Hinsichtlich des Strafrahmens dürfte zunächst davon auszugehen sein, dass Ihr Freund noch unter Jugendstrafrecht fällt. Fall er nicht schon einschlägig aufgefallen ist, dürfte es zu einer Geldstrafe unter 90 Tagessätzen kommen.

Die Frage der Rücknahme der Anzeige hängt davon ab, ob Bank oder Vater Anzeigeerstatter und Ihrem Freund Betrug oder Missbrauch von Scheck- und Kreditkarten vorgeworfen wird- siehe meine Eingangsanmerkung.

Ich hoffe Ihnen mit dieser Antwort zunächst einmal weitergeholfen zu haben.

Mit freundlichen Grüßen

Dr. Thomas Schimpf
- Rechtsanwalt -

Tel.: +49 (0)39 483 97825
Fax: +49 (0)39 483 97828
E-Mail: ra.schimpf@gmx.de
www.anwalt.de/rechtsanwalt_schimpf

Nachfrage vom Fragesteller 25.07.2005 | 11:53

Vielen Dank, eine sehr kompetente Antwort. Darf ich Ihnen aus juristischem Interesse trotzdem noch eine Nachfrage stellen: Kommt § 247 StGB eigentlich nur in solchen Fällen zum Tragen, in denen der Geschädigte der Vater ist, oder kann sich dieser auch auf Fälle beziehen, in denen Großeltern, Cousins und andere nähere Verwandte beziehen?
Gibt es Geldstrafen auch im Jugendstrafrecht oder bezieht sich die Angabe bzgl. der Tagessätze nur auf das Erwachsenenstrafrecht?
Eine kurze Antwort genügt mir, vielen Dank.

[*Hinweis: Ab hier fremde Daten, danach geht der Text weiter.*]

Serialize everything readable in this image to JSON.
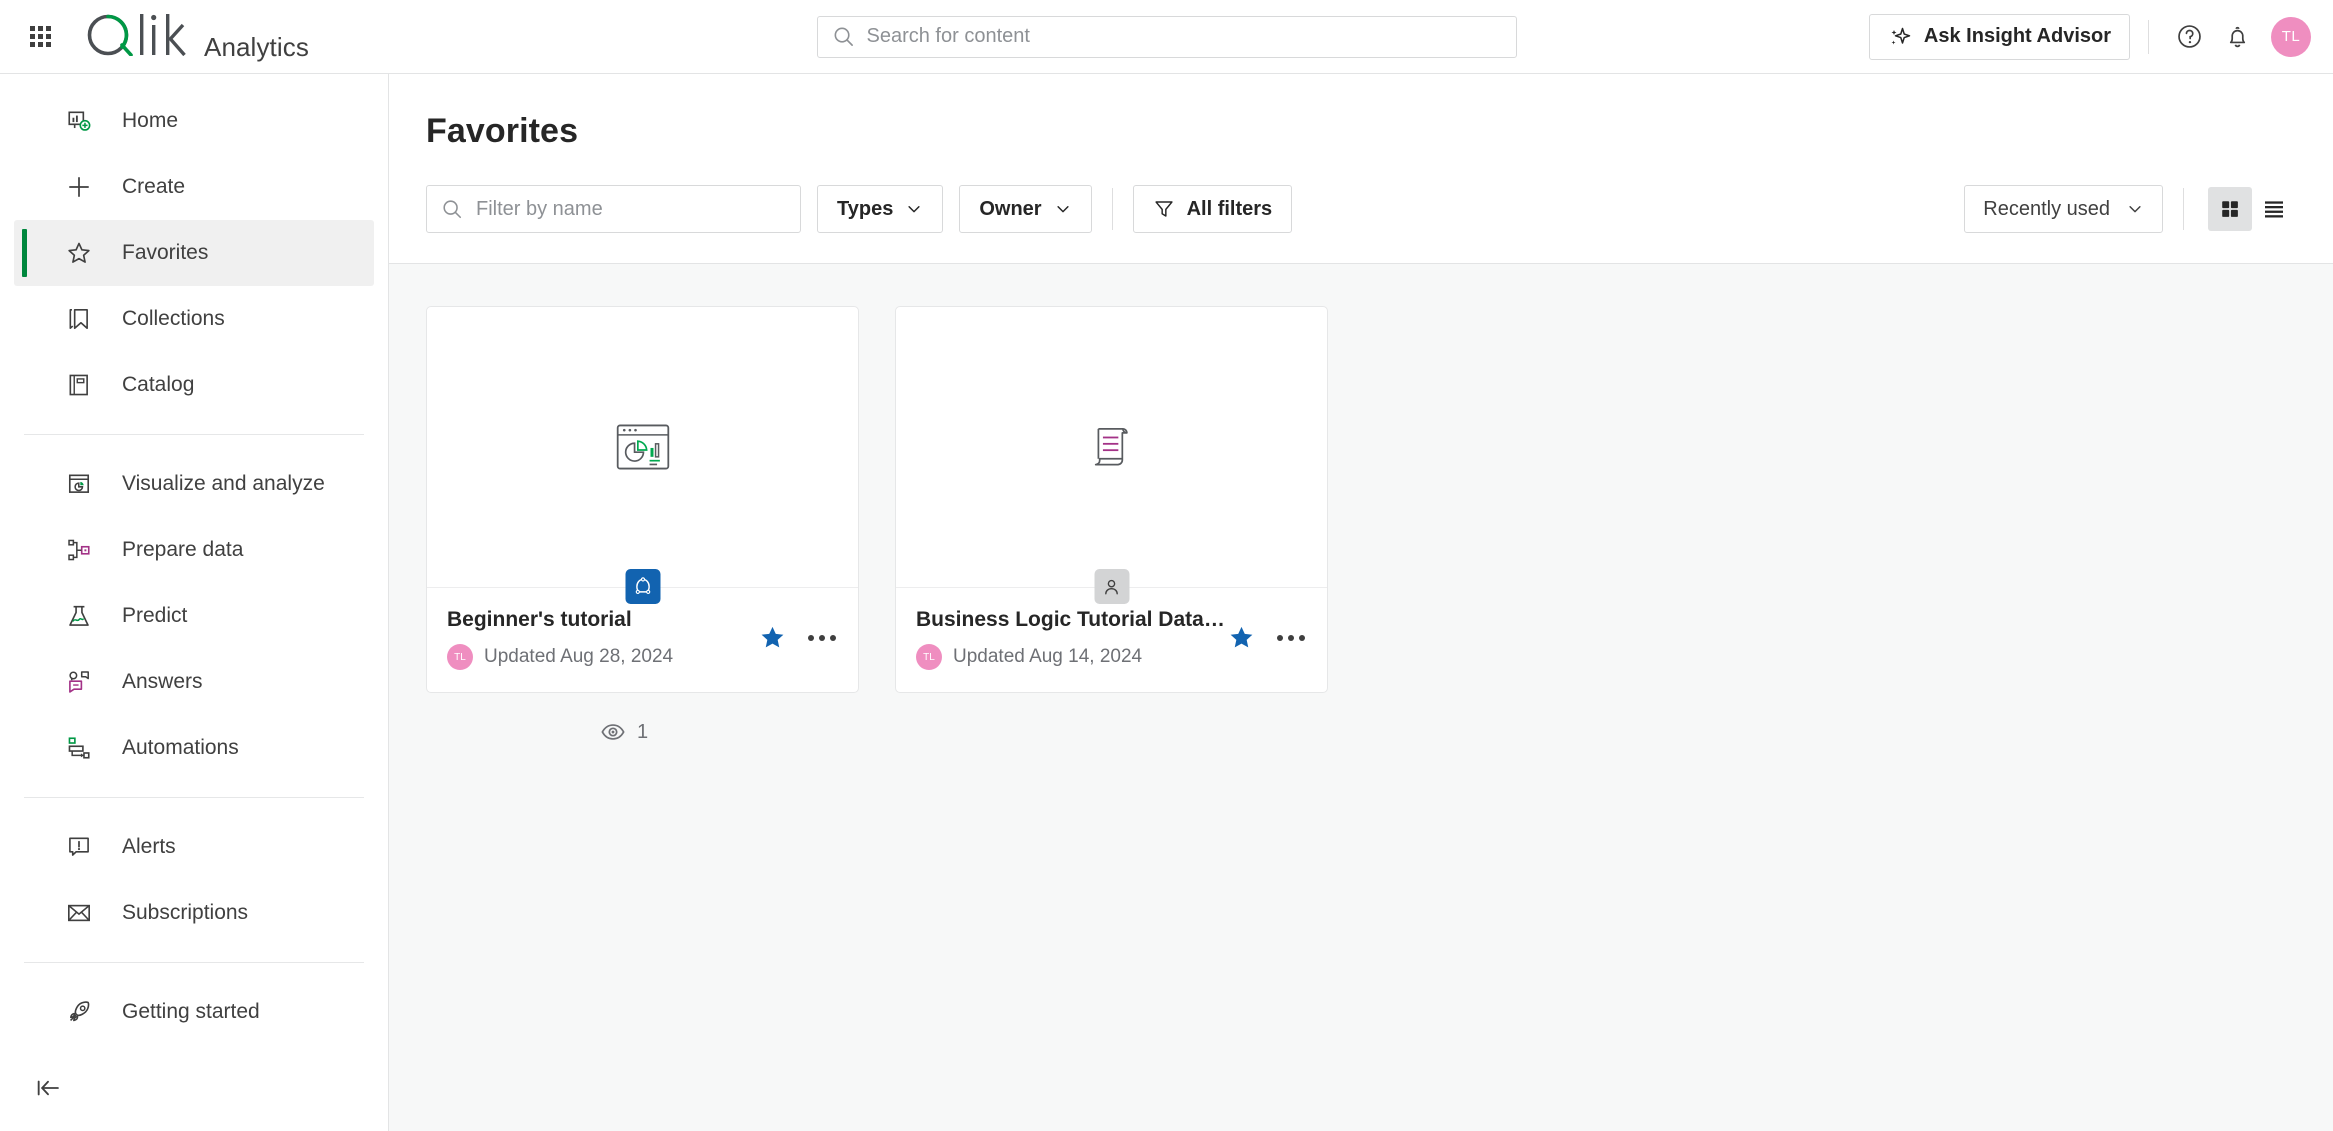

Antwort auf die Nachfrage vom Anwalt 25.07.2005 | 12:03

1) Es gilt der recht weite Angehörigenbegriff des § 11 I 1 a StGB, also:

"Verwandte und Verschwägerte gerader Linie, der Ehegatte oder Lebenspartner, der Lebenspartner, der Verlobte, auch im Sinne des Lebenspartnerschaftsgesetzes, Geschwister, Ehegattenoder Lebenspartner der Geschwister, Geschwister der Ehegattenoder Lebenspartner, und zwar auch dann, wenn die Ehe oder die Lebenspartnerschaft, welche die Beziehung begründet hat, nicht mehr besteht oder wenn die Verwandtschaft oder Schwägerschaft erloschen ist".

2) Das JGG kennt Erziehungsmassregel, Zuchtmittel und Jugendstrafe. Insoweit erfolgte Ihre Nachfrage zu Recht. Meine Antwort bezog sich auf Ihre Ausgangsfrage nach den Tagessätzen und unterstellte dabei Erwachsenenstrafrecht.